Giorni addietro Paola sul suo blog ha scritto un post di chiarimento tra le diverse filosofie orientali e la confusione (forse e non sempre, ma tali volte anche voluta aggiungo io) che viene fatta sugli svariati articoli on line e che sembrano quasi che non vogliano fare andare d’amore e d’accordo le diverse religioni orientali cosa che invece non è assolutamente vera anzi…
Indipendentemente dall’argomento di cui Paola parlava, leggendo il post è sorta in me la considerazione che in tutte le situazioni sembra che a tutti i costi vogliono renderci sempre gli uni contro gli altri inventando anche cose insensate e quanto meno vere pur di far coesistere questo negarsi a vicenda. A tale riguardo, mi sono venute in mente tantissime situazioni dove invece esiste la giusta armonia ma che bisogna sempre trovare o addirittura inventare (nella maggior parte dei casi) un qualche appiglio pur di non metterla in risalto ma piuttosto fare apparire l’esatto contrario: il più completo disgregamento.
Il beato convivere fra esseri umani in generale, sembra diventato un reato, mi sorge spontaneo il pensare che vogliano insabbiare, fare addirittura scomparire l’atteggiamento di rispetto che può e convive ancora fortunatamente, in tantissime realtà.
E’ un mondo che nonostante tutto, vuole invece privilegiare le disuguaglianze culturali anziché il pacifico esistere.
Di chi possa essere la colpa di questa tendenza me lo sono chiesta ma non sono riuscita a darmi una spiegazione più concreta dalle tante ipotetiche risposte che mi sono data, a che scopo il voler sempre mischiare le carte in tavola e il volere negare annullando la realtà delle situazioni armoniose?

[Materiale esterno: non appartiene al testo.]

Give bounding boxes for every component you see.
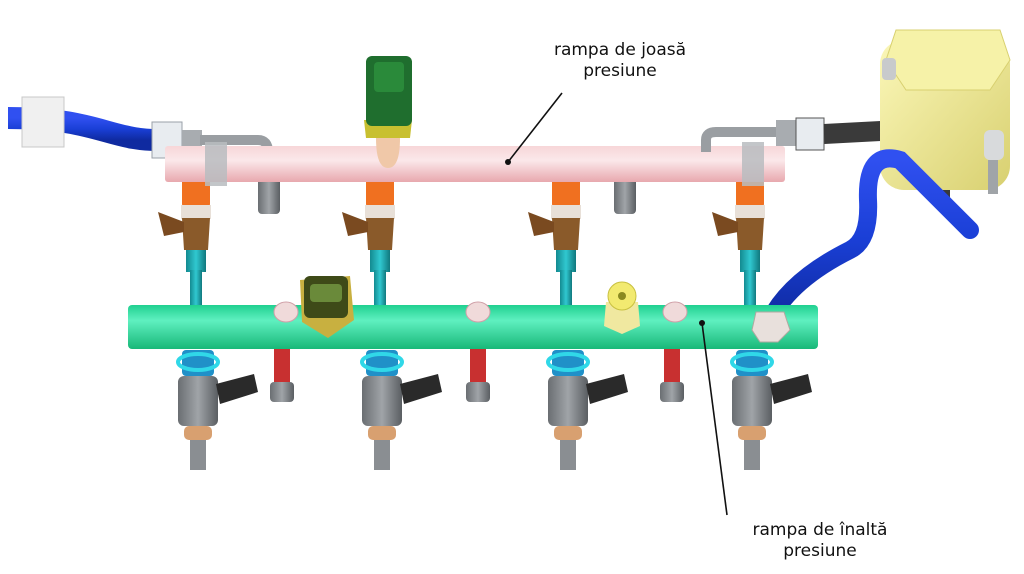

Sicuramente a insinuare confusione si ottiene un certo smarrimento della massa e per cui più raggirabile per ben altri scopi. Dal mio punto di vista è tutto piuttosto disarmante, ed è proprio in merito a queste considerazioni e ipotetiche risposte che mi sono data, ancor di più credo nell’importanza dell’unione e dell’armonia tra i comuni mortali, come i tre Moschettieri “ tutti per uno e uno per tutti”, quei comuni mortali che poi siamo noi… ognuno di noi!!!